A nova tributação sobre dividendos: o que realmente muda a partir de 2026
Coluna Direito e Tributos desta sexta-feira, 7

Desde 1996, quando entrou em vigor a Lei nº 9.249/95, os dividendos passaram a ser isentos de Imposto de Renda na pessoa física. O desenho jurídico daquela época operava com base no princípio da não duplicidade de tributação: se o lucro já havia sido tributado dentro da pessoa jurídica (IRPJ + CSLL), a distribuição ao sócio não deveria ser novamente onerada. Por quase três décadas, esse modelo foi considerado uma das poucas áreas de estabilidade do sistema tributário brasileiro.
Esse ciclo, entretanto, está em processo de encerramento. O Projeto de Lei nº 1.087/2025, aprovado na Câmara dos Deputados e atualmente em análise no Senado, restabelece a tributação de dividendos a partir de 1º de janeiro de 2026, por meio de retenção de 10% de IRRF sobre valores distribuídos acima de R$ 50.000 por mês. A medida não altera a sistemática do IRPJ ou da CSLL, mas introduz tributação complementar no beneficiário final do lucro.
Segundo a exposição de motivos do projeto, a proposta está diretamente associada à ampliação da faixa de isenção do Imposto de Renda da Pessoa Física, que passa para R$ 5.000 mensais — uma renúncia fiscal que o governo pretende compensar por meio da tributação de rendas de capital. Essa lógica aproxima o Brasil de modelos adotados em diversos países da OCDE, onde a distribuição de lucros sofre tratamento dual: primeiro na pessoa jurídica, depois na pessoa física, com alíquotas moderadas.
Entretanto, o PL faz distinções relevantes. As empresas do Simples Nacional permanecem isentas, o que reforça o caráter de política pública voltada ao incentivo de micro e pequenas empresas. Essa isenção, contudo, não é estrutural: ela é condicional ao enquadramento. Se a empresa ultrapassar o limite de receita bruta e migrar para outro regime, a tributação torna-se obrigatória. Ou seja, não se trata de uma blindagem permanente, mas de um benefício restrito ao porte empresarial.

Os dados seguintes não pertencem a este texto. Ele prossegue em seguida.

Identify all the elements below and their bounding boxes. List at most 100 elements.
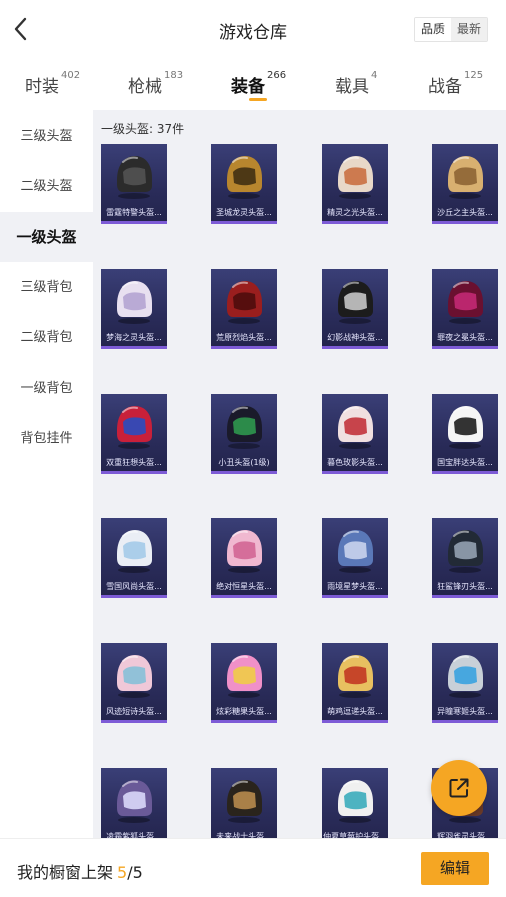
item-name: 雪国风尚头盔... <box>106 582 162 591</box>
edit-button[interactable]: 编辑 <box>421 852 489 885</box>
item-card[interactable]: 炫彩糖果头盔... <box>211 643 277 723</box>
helmet-icon <box>227 406 262 449</box>
helmet-icon <box>448 530 483 573</box>
helmet-icon <box>227 780 262 823</box>
helmet-icon <box>338 530 373 573</box>
tab-label: 载具 <box>335 77 369 97</box>
item-card[interactable]: 凌霜紫狐头盔... <box>101 768 167 840</box>
item-card[interactable]: 仲夏草莓护头盔... <box>322 768 388 840</box>
helmet-icon <box>117 530 152 573</box>
item-name: 小丑头盔(1级) <box>218 458 270 467</box>
item-card[interactable]: 沙丘之主头盔... <box>432 144 498 224</box>
item-card[interactable]: 幻影战神头盔... <box>322 269 388 349</box>
item-card[interactable]: 雨境星梦头盔... <box>322 518 388 598</box>
item-card[interactable]: 雷霆特警头盔... <box>101 144 167 224</box>
tab-count: 402 <box>61 70 81 81</box>
helmet-icon <box>117 655 152 698</box>
tab-count: 183 <box>164 70 184 81</box>
tab-equipment[interactable]: 装备266 <box>231 70 287 97</box>
showcase-label: 我的橱窗上架 <box>17 863 114 882</box>
helmet-icon <box>448 655 483 698</box>
item-name: 炫彩糖果头盔... <box>216 707 272 716</box>
helmet-icon <box>338 406 373 449</box>
helmet-icon <box>117 156 152 199</box>
item-card[interactable]: 精灵之光头盔... <box>322 144 388 224</box>
helmet-icon <box>117 281 152 324</box>
showcase-total-count: /5 <box>127 863 143 882</box>
item-card[interactable]: 萌鸡逗递头盔... <box>322 643 388 723</box>
item-name: 罪夜之冕头盔... <box>437 333 493 342</box>
item-card[interactable]: 未来战士头盔... <box>211 768 277 840</box>
helmet-icon <box>117 780 152 823</box>
helmet-icon <box>338 281 373 324</box>
showcase-bar: 我的橱窗上架 5/5 编辑 <box>0 838 506 897</box>
item-name: 异瞳寒姬头盔... <box>437 707 493 716</box>
item-name: 萌鸡逗递头盔... <box>327 707 383 716</box>
share-button[interactable] <box>431 760 487 816</box>
item-name: 狂鲨锋刃头盔... <box>437 582 493 591</box>
tab-count: 125 <box>464 70 484 81</box>
tab-fashion[interactable]: 时装402 <box>25 70 81 97</box>
tab-vehicles[interactable]: 载具4 <box>335 70 378 97</box>
header: 游戏仓库 品质 最新 <box>0 0 506 60</box>
tab-count: 4 <box>371 70 378 81</box>
showcase-current-count: 5 <box>117 863 128 882</box>
external-link-icon <box>449 778 469 798</box>
item-card[interactable]: 荒原烈焰头盔... <box>211 269 277 349</box>
sort-toggle: 品质 最新 <box>414 17 488 42</box>
item-card[interactable]: 圣城龙灵头盔... <box>211 144 277 224</box>
item-name: 沙丘之主头盔... <box>437 208 493 217</box>
helmet-icon <box>117 406 152 449</box>
item-name: 雷霆特警头盔... <box>106 208 162 217</box>
helmet-icon <box>338 655 373 698</box>
tab-firearms[interactable]: 枪械183 <box>128 70 184 97</box>
helmet-icon <box>227 156 262 199</box>
helmet-icon <box>448 156 483 199</box>
item-name: 暮色玫影头盔... <box>327 458 383 467</box>
helmet-icon <box>448 406 483 449</box>
item-card[interactable]: 罪夜之冕头盔... <box>432 269 498 349</box>
sidebar-item-backpack-charm[interactable]: 背包挂件 <box>0 414 93 464</box>
tab-label: 时装 <box>25 77 59 97</box>
item-name: 幻影战神头盔... <box>327 333 383 342</box>
helmet-icon <box>227 530 262 573</box>
item-grid-panel: 一级头盔: 37件 雷霆特警头盔... 圣城龙灵头盔... 精灵之光头盔... 沙丘之… <box>93 110 506 840</box>
item-name: 荒原烈焰头盔... <box>216 333 272 342</box>
item-card[interactable]: 绝对恒星头盔... <box>211 518 277 598</box>
item-name: 风迹短诗头盔... <box>106 707 162 716</box>
helmet-icon <box>227 281 262 324</box>
item-name: 梦海之灵头盔... <box>106 333 162 342</box>
helmet-icon <box>338 156 373 199</box>
item-card[interactable]: 异瞳寒姬头盔... <box>432 643 498 723</box>
item-card[interactable]: 双重狂想头盔... <box>101 394 167 474</box>
item-card[interactable]: 暮色玫影头盔... <box>322 394 388 474</box>
helmet-icon <box>448 281 483 324</box>
helmet-icon <box>338 780 373 823</box>
item-card[interactable]: 梦海之灵头盔... <box>101 269 167 349</box>
item-card[interactable]: 国宝胖达头盔... <box>432 394 498 474</box>
item-count-label: 一级头盔: 37件 <box>101 122 185 136</box>
item-card[interactable]: 狂鲨锋刃头盔... <box>432 518 498 598</box>
item-name: 绝对恒星头盔... <box>216 582 272 591</box>
showcase-status: 我的橱窗上架 5/5 <box>17 859 143 883</box>
sidebar-item-level1-backpack[interactable]: 一级背包 <box>0 364 93 414</box>
category-tabs: 时装402 枪械183 装备266 载具4 战备125 <box>0 62 506 110</box>
sidebar-item-level3-helmet[interactable]: 三级头盔 <box>0 112 93 162</box>
sort-by-newest-button[interactable]: 最新 <box>451 18 487 41</box>
tab-count: 266 <box>267 70 287 81</box>
sidebar-item-level2-helmet[interactable]: 二级头盔 <box>0 162 93 212</box>
item-card[interactable]: 雪国风尚头盔... <box>101 518 167 598</box>
item-name: 双重狂想头盔... <box>106 458 162 467</box>
tab-label: 战备 <box>428 77 462 97</box>
sidebar-item-level2-backpack[interactable]: 二级背包 <box>0 313 93 363</box>
sidebar-item-level3-backpack[interactable]: 三级背包 <box>0 263 93 313</box>
sort-by-quality-button[interactable]: 品质 <box>415 18 451 41</box>
active-tab-indicator <box>249 98 267 101</box>
item-name: 国宝胖达头盔... <box>437 458 493 467</box>
item-name: 雨境星梦头盔... <box>327 582 383 591</box>
sidebar-item-level1-helmet[interactable]: 一级头盔 <box>0 212 93 262</box>
item-card[interactable]: 小丑头盔(1级) <box>211 394 277 474</box>
tab-supplies[interactable]: 战备125 <box>428 70 484 97</box>
item-card[interactable]: 风迹短诗头盔... <box>101 643 167 723</box>
item-name: 精灵之光头盔... <box>327 208 383 217</box>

Para as empresas do Lucro Presumido, a mudança exige atenção contábil. A legislação atual já prevê que dividendos distribuídos acima do lucro contábil ajustado podem ser tributados como remuneração disfarçada. Com a nova regra, essa preocupação se intensifica: a coexistência entre presunção fiscal e lucro societário passa a ter efeitos financeiros reais.
No Lucro Real, o impacto é ainda mais estratégico, pois coloca em jogo as escolhas de política de capital. Reinvestimento, distribuição de dividendos, utilização de juros sobre capital próprio (JCP) — instrumento cuja dedutibilidade segue em discussão no Congresso — e reorganizações societárias passam a integrar decisões de governança, não apenas de execução contábil.
Esse movimento orgânico leva o debate dos dividendos para um patamar mais amplo: não se trata apenas de carga tributária, mas de alocação de capital, sucessão patrimonial, valuation e relação empresa-investidor. A distribuição de lucros deixa de ser ato meramente operacional e passa a ser instrumento jurídico-financeiro com repercussões empresariais. Aqui reside um ponto crítico: o fim da isenção não encerra a eficiência tributária — apenas redefine as premissas sob as quais ela é construída.
Em síntese, o Brasil não está extinguindo a distribuição de lucros — está recuperando capacidade tributária sobre rendas de capital, em linha com padrões internacionais, porém com moderação. A mudança não inviabiliza a distribuição de dividendos, mas exige método, previsibilidade e planejamento jurídico. O empresário que, até aqui, distribuía lucros automaticamente, agora terá que definir quando distribuir, quanto distribuir e como distribuir.
A partir de 2026, a competitividade não estará mais com quem “não paga imposto”, mas com quem escolhe a forma mais inteligente de pagar. A era da distribuição automática termina; a era da distribuição estratégica começa.